Mbanza-Ngungu : l'armée angolaise renforce sa presence à Sava Ina et à Kuzi

Les troupes angolaises à Sava Ina et Kuzi, deux localités du territoire de Mbanza-Ngungu, dans la province du Bas Congo continuent à renforcer leur présence. Selon un notable de la place interrogé vendredi par Radio Okapi, des biens et du materiel [militaire?] de ces troupes débarquent à tout moment dans ces villages, rapporte radiookapi.net.

La même source signale cependant que les militaires angolais ont autorisé depuis ce jour les habitants des localités occupées à vaquer librement à leurs occupations.
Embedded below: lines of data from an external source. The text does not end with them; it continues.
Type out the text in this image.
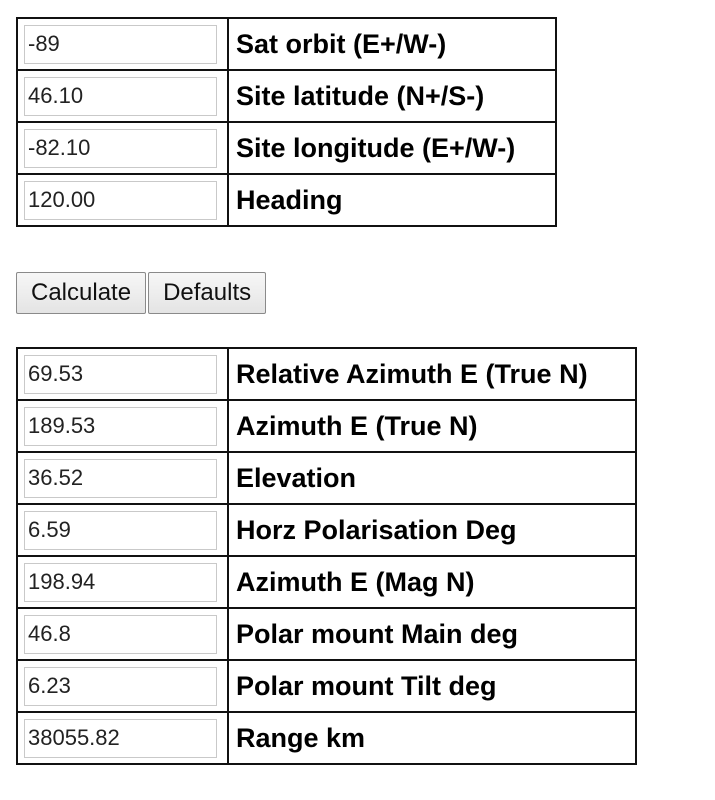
-89	Sat orbit (E+/W-)

46.10	Site latitude (N+/S-)

-82.10	Site longitude (E+/W-)

120.00	Heading
Calculate	Defaults
69.53	Relative Azimuth E (True N)

189.53	Azimuth E (True N)

36.52	Elevation

6.59	Horz Polarisation Deg

198.94	Azimuth E (Mag N)

46.8	Polar mount Main deg

6.23	Polar mount Tilt deg

38055.82	Range km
A condition qu'ils acceptant de se faire fouiller à chaque entrée et à chaque sortie.

Les services publics et la population locale qui ont fui à l'entrée des troupes angolaises se sont refugiés à plus de 30 kilomètres, dans les villages de Kiandu, Nkeka et Mbanza-Kuzi. De son côté, l'ONG catholique Caritas développement Matadi signale que les les militaires assailants se livreraient aux viols de femmes et de filles. Une cinquantaine de femmes et enfants, victimes de ces actes seraient hospitalisés au centre de santé de Nkeka.